- Born: June 3, 1922 James Town, Accra, Gold Coast
- Died: September 12, 1997
- Occupations: Composer; band leader; musician; multi‑instrumentalist
- Known for: Highlife music; founder of The Black Beats; leadership in MUSIGA

= King Bruce =

Ghanaian musician

King Bruce (3 June 1922 – 12 September 1997) was a Ghanaian composer, band leader and musician.

==Background==
Composer, arranger, band leader and multi-instrumentalist made his mark on Ghana's dance band highlife tradition in a variety of ways. Born in James Town, Accra, Gold Coast (present-day Ghana).

==Early life==
In secondary school, King encountered and learned principles of Western music as well as songs from other Ghanaian ethnic groups, especially Twi and Ewe. But his parents did not envisage a career in music and sent him for two years to London to study with an eye to a career in the civil service. There, however, King learned to play the trumpet. When he returned to Accra in 1951, he fell into the city's fledgling highlife scene and soon found himself playing in Teacher Lamptey's Accra Orchestra.

==The Black Beats==
The next year, King co-founded the group whose name, if not its membership, would remain with him all his life: The Black Beats. The name reflected a heartfelt loyalty to African rhythms and feelings in his then colonial context. However, the swing sounds coming out of the United States definitely qualified as African, and swing was an important element in the Black Beats' sound, which featured a strong vocal lineup. In 1961, nine Black Beats members defected to form the Ramblers, and King Bruce had to find new members. The new member were all young musicians - the most notable was a young trumpeter Anthony Foley from Mr Hammond's Brass Band. He became the lead trumpeter but later left for England. Other members of the group were Bengo Blay sax, Stanley Lokko sax, Jimi sax, Jerry Bampoe guitar. George Ofori and Quarcoo were vocals. Six years later, he was forced to choose between his semi-professional band and his civil service career. His pocketbook dictated the decision, and he handed off leadership of the band to another member.

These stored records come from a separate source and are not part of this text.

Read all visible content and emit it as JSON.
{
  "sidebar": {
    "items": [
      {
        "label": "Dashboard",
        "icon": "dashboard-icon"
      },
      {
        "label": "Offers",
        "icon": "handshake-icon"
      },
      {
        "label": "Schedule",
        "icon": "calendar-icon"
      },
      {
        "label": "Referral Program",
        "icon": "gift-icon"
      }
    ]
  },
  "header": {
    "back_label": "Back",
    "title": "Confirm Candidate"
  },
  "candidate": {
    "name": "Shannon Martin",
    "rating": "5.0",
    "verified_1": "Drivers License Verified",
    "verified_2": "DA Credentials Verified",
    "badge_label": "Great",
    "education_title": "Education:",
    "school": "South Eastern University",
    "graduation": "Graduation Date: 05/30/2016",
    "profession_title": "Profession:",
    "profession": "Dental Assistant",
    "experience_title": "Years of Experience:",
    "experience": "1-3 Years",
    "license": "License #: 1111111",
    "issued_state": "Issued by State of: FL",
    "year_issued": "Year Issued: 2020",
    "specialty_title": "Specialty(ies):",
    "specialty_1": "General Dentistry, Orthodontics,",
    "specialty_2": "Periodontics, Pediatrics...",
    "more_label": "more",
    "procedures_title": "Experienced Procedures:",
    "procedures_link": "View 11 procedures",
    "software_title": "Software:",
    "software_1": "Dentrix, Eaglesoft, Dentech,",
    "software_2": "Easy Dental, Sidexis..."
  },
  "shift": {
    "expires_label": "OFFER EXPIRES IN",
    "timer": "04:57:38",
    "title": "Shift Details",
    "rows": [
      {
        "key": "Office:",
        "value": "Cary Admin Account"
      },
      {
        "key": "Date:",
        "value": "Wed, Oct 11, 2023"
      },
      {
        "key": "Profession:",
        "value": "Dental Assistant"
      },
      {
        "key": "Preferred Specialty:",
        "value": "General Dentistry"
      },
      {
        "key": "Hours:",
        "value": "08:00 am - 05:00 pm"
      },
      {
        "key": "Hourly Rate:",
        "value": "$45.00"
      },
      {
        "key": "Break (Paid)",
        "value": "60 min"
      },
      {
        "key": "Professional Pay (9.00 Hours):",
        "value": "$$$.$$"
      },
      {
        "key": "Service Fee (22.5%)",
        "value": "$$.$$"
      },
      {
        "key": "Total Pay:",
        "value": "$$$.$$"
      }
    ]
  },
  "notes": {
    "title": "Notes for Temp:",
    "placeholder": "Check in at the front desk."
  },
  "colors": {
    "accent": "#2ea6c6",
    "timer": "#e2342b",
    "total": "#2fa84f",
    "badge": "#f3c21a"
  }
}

==Union of Ghanaian musicians==
During the 1970s, King got involved in organizing unions of musicians. He would be involved with three during his life, notably the Musician's Union of Ghana (MUSIGA), formed in 1974, and still going today. In 1977, he retired from the civil service and returned to music. But his later years were most noteworthy for the work he did in teaching other musicians. King's house in James Town, Accra, became the home base for as many as seven bands, all of whom benefited from his experience, leadership and instruction. When he died in 1997, he left behind many protégés, and his work will be felt in Ghana for years to come. John Collins and Banning Eyre wrote an article and biography on his life.